The Franklin's Tale begins with the courtship of the Breton knight Arviragus and Dorigen, who came to be married happily. Their marriage was one of equality, in which neither of the two was master or servant; and the narrator comments specifically that when “maistrie” (the desire of the Wife of Bath and the women in her tale) enters into a marriage, love flaps its wings and flies away.
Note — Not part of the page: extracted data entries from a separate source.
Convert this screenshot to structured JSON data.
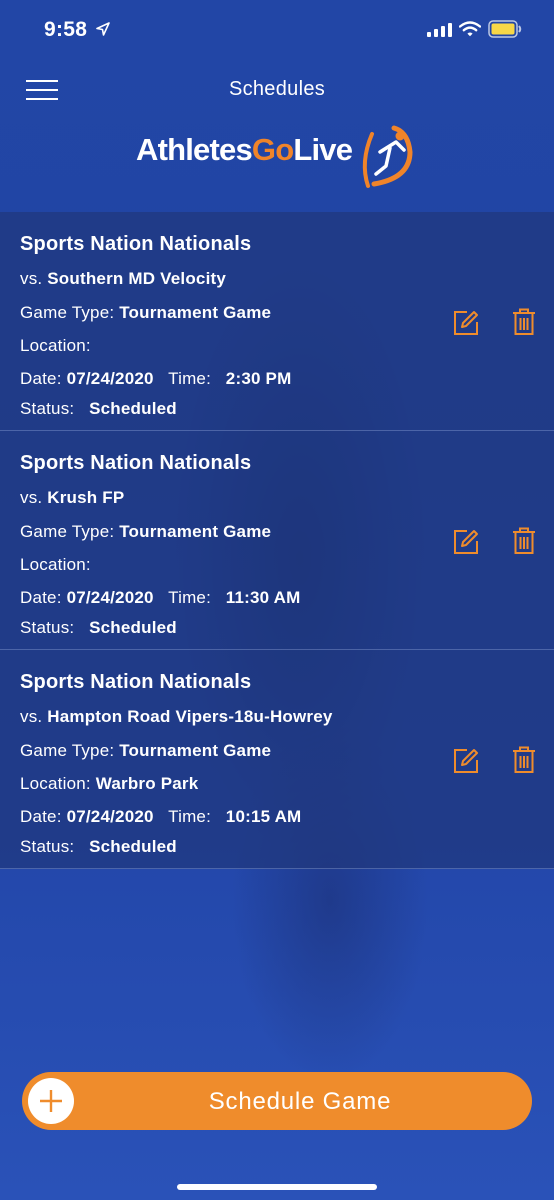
{
  "status_bar": {
    "time": "9:58"
  },
  "header": {
    "title": "Schedules"
  },
  "logo": {
    "part1": "Athletes",
    "part2": "Go",
    "part3": "Live"
  },
  "games": [
    {
      "event": "Sports Nation Nationals",
      "vs_label": "vs.",
      "opponent": "Southern MD Velocity",
      "game_type_label": "Game Type:",
      "game_type": "Tournament Game",
      "location_label": "Location:",
      "location": "",
      "date_label": "Date:",
      "date": "07/24/2020",
      "time_label": "Time:",
      "time": "2:30 PM",
      "status_label": "Status:",
      "status": "Scheduled"
    },
    {
      "event": "Sports Nation Nationals",
      "vs_label": "vs.",
      "opponent": "Krush FP",
      "game_type_label": "Game Type:",
      "game_type": "Tournament Game",
      "location_label": "Location:",
      "location": "",
      "date_label": "Date:",
      "date": "07/24/2020",
      "time_label": "Time:",
      "time": "11:30 AM",
      "status_label": "Status:",
      "status": "Scheduled"
    },
    {
      "event": "Sports Nation Nationals",
      "vs_label": "vs.",
      "opponent": "Hampton Road Vipers-18u-Howrey",
      "game_type_label": "Game Type:",
      "game_type": "Tournament Game",
      "location_label": "Location:",
      "location": "Warbro Park",
      "date_label": "Date:",
      "date": "07/24/2020",
      "time_label": "Time:",
      "time": "10:15 AM",
      "status_label": "Status:",
      "status": "Scheduled"
    }
  ],
  "actions": {
    "schedule_game": "Schedule Game"
  },
  "colors": {
    "accent": "#ef8c2c",
    "background": "#2246a6",
    "text": "#ffffff"
  },
  "icons": [
    "location-arrow-icon",
    "signal-icon",
    "wifi-icon",
    "battery-icon",
    "hamburger-menu-icon",
    "edit-icon",
    "trash-icon",
    "plus-icon"
  ]
}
However, soon after their marriage, Arviragus was sent away to Britain to work for two years. Dorigen wept for his absence, despite the letters that he sent home to her. Her friends would often take her on walks where they would pass the cliffs overlooking the ocean and watch ships enter the port, hoping that one of them would bring home her husband. However, although her friends’ comforting eventually started to work, Dorigen remained distressed by the grisly, black rocks visible from the cliff-side, near to the shore. She asked God why he would create “this werk unresonable” (this unreasonable work), whose only purpose was to kill people. Her friends, seeing how terribly Dorigen feared that whatever ship brought her husband home would crash on these rocks and sink, provided further distractions.
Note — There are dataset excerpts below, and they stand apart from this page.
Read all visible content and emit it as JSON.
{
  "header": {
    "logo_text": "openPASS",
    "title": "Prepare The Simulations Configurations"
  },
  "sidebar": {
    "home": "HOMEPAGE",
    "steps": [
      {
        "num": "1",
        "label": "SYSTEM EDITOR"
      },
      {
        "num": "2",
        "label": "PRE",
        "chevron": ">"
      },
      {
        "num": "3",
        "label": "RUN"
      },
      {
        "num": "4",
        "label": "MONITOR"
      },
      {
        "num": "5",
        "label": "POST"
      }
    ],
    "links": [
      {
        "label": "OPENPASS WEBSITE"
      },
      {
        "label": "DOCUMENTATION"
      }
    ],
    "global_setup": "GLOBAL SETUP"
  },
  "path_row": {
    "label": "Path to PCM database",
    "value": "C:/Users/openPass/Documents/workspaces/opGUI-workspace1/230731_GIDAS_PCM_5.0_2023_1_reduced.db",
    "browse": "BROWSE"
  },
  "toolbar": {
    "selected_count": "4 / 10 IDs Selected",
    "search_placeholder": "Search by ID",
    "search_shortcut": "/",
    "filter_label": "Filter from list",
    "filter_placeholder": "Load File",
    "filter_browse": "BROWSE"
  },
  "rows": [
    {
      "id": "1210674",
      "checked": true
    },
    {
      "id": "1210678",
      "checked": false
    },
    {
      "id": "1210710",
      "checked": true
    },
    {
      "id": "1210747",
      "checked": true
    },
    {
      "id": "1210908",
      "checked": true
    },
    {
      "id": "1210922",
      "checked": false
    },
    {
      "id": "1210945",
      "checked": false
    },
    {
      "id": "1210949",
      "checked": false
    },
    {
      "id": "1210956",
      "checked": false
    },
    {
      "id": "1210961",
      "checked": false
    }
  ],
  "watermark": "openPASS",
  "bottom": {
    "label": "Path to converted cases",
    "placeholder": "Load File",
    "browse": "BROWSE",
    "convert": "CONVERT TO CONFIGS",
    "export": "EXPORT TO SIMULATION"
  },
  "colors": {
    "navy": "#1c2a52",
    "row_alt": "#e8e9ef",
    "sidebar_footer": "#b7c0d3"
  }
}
One day, her friends had organized a party and a dance in a beautiful garden. It was at this dance that Aurelius, a squire, danced in front of Dorigen, who was as fresh and well-dressed as the month of May. His singing and dancing were better than any man’s, and he was one of the most handsome men alive. Unbeknownst to Dorigen, Aurelius had been in love with her for two years, but had never dared tell her how he felt. It was during the dancing, then, that Aurelius addressed Dorigen, wishing that he, and not her husband, had been sent across the sea, before begging her to have mercy on him and revealing his love.
Dorigen responded by sternly rebuking Aurelius, telling him that she would never be an untrue wife, and had no intention of cuckolding her husband. And then, “in pley” (playfully, flirtily, in fun), Dorigen added that she would be Aurelius’ love on the day that all of the rocks were removed from the coast. This made Aurelius sigh heavily: “Madame”, he said “this were an inpossible!” (an impossibility). The dance ended and the guests went home, except for poor, sorrowful Aurelius, who fell to his knees, and holding his hands to heaven, prayed to the gods for mercy.
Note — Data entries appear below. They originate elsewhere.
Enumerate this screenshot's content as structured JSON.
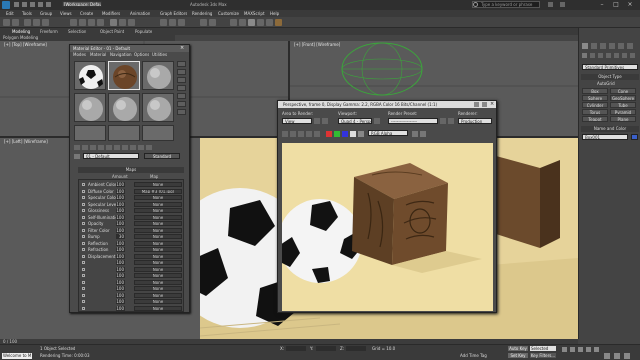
{
  "app": {
    "title": "[Workspace: Default]",
    "search_placeholder": "Type a keyword or phrase"
  },
  "menu": [
    "Edit",
    "Tools",
    "Group",
    "Views",
    "Create",
    "Modifiers",
    "Animation",
    "Graph Editors",
    "Rendering",
    "Customize",
    "MAXScript",
    "Help"
  ],
  "ribbon": {
    "tabs": [
      "Modeling",
      "Freeform",
      "Selection",
      "Object Paint",
      "Populate"
    ],
    "sub_label": "Polygon Modeling"
  },
  "viewports": {
    "top_left": "[+] [Top] [Wireframe]",
    "top_right": "[+] [Front] [Wireframe]",
    "bottom_left": "[+] [Left] [Wireframe]"
  },
  "material_editor": {
    "title": "Material Editor - 01 - Default",
    "menu": [
      "Modes",
      "Material",
      "Navigation",
      "Options",
      "Utilities"
    ],
    "material_name": "01 - Default",
    "material_type": "Standard",
    "maps_header": "Maps",
    "col_amount": "Amount",
    "col_map": "Map",
    "maps": [
      {
        "name": "Ambient Color",
        "amount": "100",
        "map": "None"
      },
      {
        "name": "Diffuse Color",
        "amount": "100",
        "map": "Map #3 (01.jpg)"
      },
      {
        "name": "Specular Color",
        "amount": "100",
        "map": "None"
      },
      {
        "name": "Specular Level",
        "amount": "100",
        "map": "None"
      },
      {
        "name": "Glossiness",
        "amount": "100",
        "map": "None"
      },
      {
        "name": "Self-Illumination",
        "amount": "100",
        "map": "None"
      },
      {
        "name": "Opacity",
        "amount": "100",
        "map": "None"
      },
      {
        "name": "Filter Color",
        "amount": "100",
        "map": "None"
      },
      {
        "name": "Bump",
        "amount": "30",
        "map": "None"
      },
      {
        "name": "Reflection",
        "amount": "100",
        "map": "None"
      },
      {
        "name": "Refraction",
        "amount": "100",
        "map": "None"
      },
      {
        "name": "Displacement",
        "amount": "100",
        "map": "None"
      },
      {
        "name": "",
        "amount": "100",
        "map": "None"
      },
      {
        "name": "",
        "amount": "100",
        "map": "None"
      },
      {
        "name": "",
        "amount": "100",
        "map": "None"
      },
      {
        "name": "",
        "amount": "100",
        "map": "None"
      },
      {
        "name": "",
        "amount": "100",
        "map": "None"
      },
      {
        "name": "",
        "amount": "100",
        "map": "None"
      },
      {
        "name": "",
        "amount": "100",
        "map": "None"
      },
      {
        "name": "",
        "amount": "100",
        "map": "None"
      }
    ]
  },
  "render_window": {
    "title": "Perspective, frame 0, Display Gamma: 2.2, RGBA Color 16 Bits/Channel (1:1)",
    "area_label": "Area to Render:",
    "area_value": "View",
    "viewport_label": "Viewport:",
    "viewport_value": "Quad 4 - Perspec",
    "preset_label": "Render Preset:",
    "preset_value": "------------------",
    "renderer_label": "Renderer:",
    "renderer_value": "Production",
    "channel_value": "RGB Alpha"
  },
  "command_panel": {
    "category": "Standard Primitives",
    "object_type_label": "Object Type",
    "autogrid": "AutoGrid",
    "buttons": [
      "Box",
      "Cone",
      "Sphere",
      "GeoSphere",
      "Cylinder",
      "Tube",
      "Torus",
      "Pyramid",
      "Teapot",
      "Plane"
    ],
    "name_color_label": "Name and Color",
    "object_name": "Box001"
  },
  "status": {
    "object_selected": "1 Object Selected",
    "prompt": "Rendering Time: 0:00:03",
    "welcome": "Welcome to M",
    "timeline": "0 / 100",
    "x": "X:",
    "y": "Y:",
    "z": "Z:",
    "grid": "Grid = 10.0",
    "key_mode": "Auto Key",
    "selected_dropdown": "Selected",
    "set_key": "Set Key",
    "key_filters": "Key Filters...",
    "add_time_tag": "Add Time Tag"
  },
  "colors": {
    "accent": "#2a79b5",
    "background_render": "#efdea4",
    "viewport_bg": "#5a5a5a"
  }
}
Arviragus then returned from abroad, and Dorigen was delighted to have him back. Two years passed, and Aurelius lay in torment, and without comfort – except, that is for his brother, a clerk, who suggested that he meet a student of law at Orleans who was versed in the sciences of illusion and “magyk”. Heading toward Orleans, the two came across a young clerk, roaming by himself, who greeted them in Latin, and claimed to know why they came. And before they went a step further, he told them exactly what they were travelling to achieve.
Aurelius leapt down from his horse, and went with this man to his house, where he fed them and showed them wondrous illusions of various kinds. The man eventually agreed to remove the rocks from the coast for a thousand pounds; “Fy on a thousand pound!” responded Aurelius, “This wyde world… I wolde it yeve” (“Never mind a thousand pounds! I’d give you the wide world!”), and promised to pay the man.